This design rationale for Osney Community Gardens is centred on healthy active living with a range of accessible spaces for the equitable affordance of cognitive and physical needs for the individual, community and visitors.
Vital elements include community orchards and poly-tunnels for enhanced food production and an additional framework for the UK allotment model. In essence a festoon of community activity will be supported. A broad range of dwelling tenures is delivered within the schemes with 30% affordable housing (all with balconies) factored in the economic feasibility.
Food production is also integrated into the perimeter block courtyards as well as into the building envelope and every conceivable 'boundary' through the deployment of the espalier motif with the tangible formation of fruiteries strung on arbor, trellis and so on. Explicit segregation and polarised design of the past is addressed through shared surfaces and maximum traffic speed of 20 MPH over the entire masterplan. Cycle and pedestrian routes are abundant.

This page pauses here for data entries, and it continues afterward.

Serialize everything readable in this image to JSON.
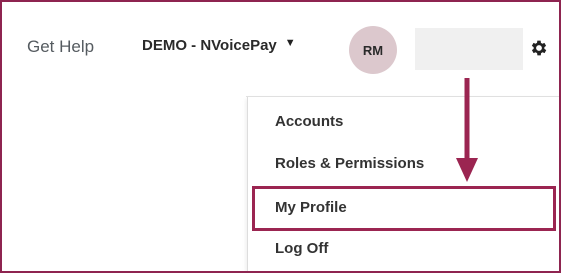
{
  "header": {
    "get_help": "Get Help",
    "org_name": "DEMO - NVoicePay",
    "org_caret": "▼",
    "avatar_initials": "RM",
    "settings_icon": "gear-icon"
  },
  "menu": {
    "items": [
      {
        "label": "Accounts"
      },
      {
        "label": "Roles & Permissions"
      },
      {
        "label": "My Profile"
      },
      {
        "label": "Log Off"
      }
    ]
  },
  "annotation": {
    "arrow_color": "#9b2551",
    "highlight_color": "#9b2551",
    "highlighted_item": "My Profile"
  }
}
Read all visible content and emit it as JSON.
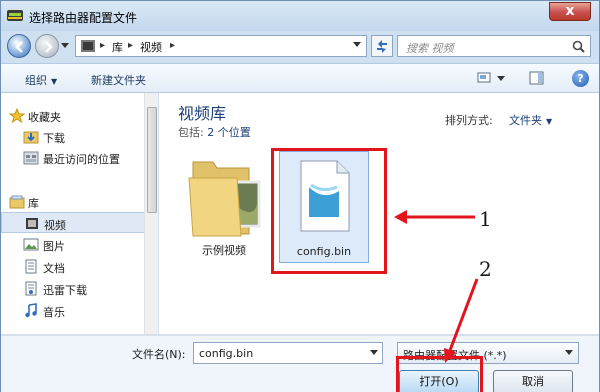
{
  "window": {
    "title": "选择路由器配置文件",
    "close_glyph": "x"
  },
  "address_bar": {
    "crumbs": [
      "库",
      "视频"
    ],
    "search_placeholder": "搜索 视频"
  },
  "toolbar": {
    "organize_label": "组织",
    "new_folder_label": "新建文件夹"
  },
  "nav_pane": {
    "favorites_label": "收藏夹",
    "favorites": [
      {
        "label": "下载",
        "icon": "download-folder-icon"
      },
      {
        "label": "最近访问的位置",
        "icon": "recent-places-icon"
      }
    ],
    "libraries_label": "库",
    "libraries": [
      {
        "label": "视频",
        "icon": "video-library-icon",
        "selected": true
      },
      {
        "label": "图片",
        "icon": "pictures-library-icon"
      },
      {
        "label": "文档",
        "icon": "documents-library-icon"
      },
      {
        "label": "迅雷下载",
        "icon": "thunder-download-icon"
      },
      {
        "label": "音乐",
        "icon": "music-library-icon"
      }
    ]
  },
  "file_pane": {
    "library_title": "视频库",
    "includes_prefix": "包括:",
    "includes_link": "2 个位置",
    "arrange_label": "排列方式:",
    "arrange_value": "文件夹",
    "items": [
      {
        "label": "示例视频",
        "type": "folder"
      },
      {
        "label": "config.bin",
        "type": "file",
        "selected": true
      }
    ]
  },
  "annotations": {
    "step1": "1",
    "step2": "2",
    "highlight_color": "#e2141c"
  },
  "bottom": {
    "filename_label": "文件名(N):",
    "filename_value": "config.bin",
    "filetype_value": "路由器配置文件 (*.*)",
    "open_label": "打开(O)",
    "cancel_label": "取消"
  },
  "colors": {
    "accent": "#1e3f7a",
    "title_bar": "#c2d7ee"
  }
}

A car club with underground parking serves community use with a permeable integrated pedestrian network connected to wider Oxford. Workshops and a market square for selling produce and food festivals for healthy competition is also incorporated. The market square incorporates a water fountain that is driven via solar panels and energy from the soon to be built Osney Weir Hydro-electric cork-screw (The first on the Thames) purported to, or rather pertaining to deliver enough energy to support up to around 80 households.
This design is just 4.1 hectare of an overall masterplan with the 'community centre' design proposal winning the Urban Design Group Student Award 2009 that was produced by one of our masterplan design group members. Core principles were agreed upon to drive the overall Masterplan and the different schemes ensured a variegated architecure from one quarter to the next.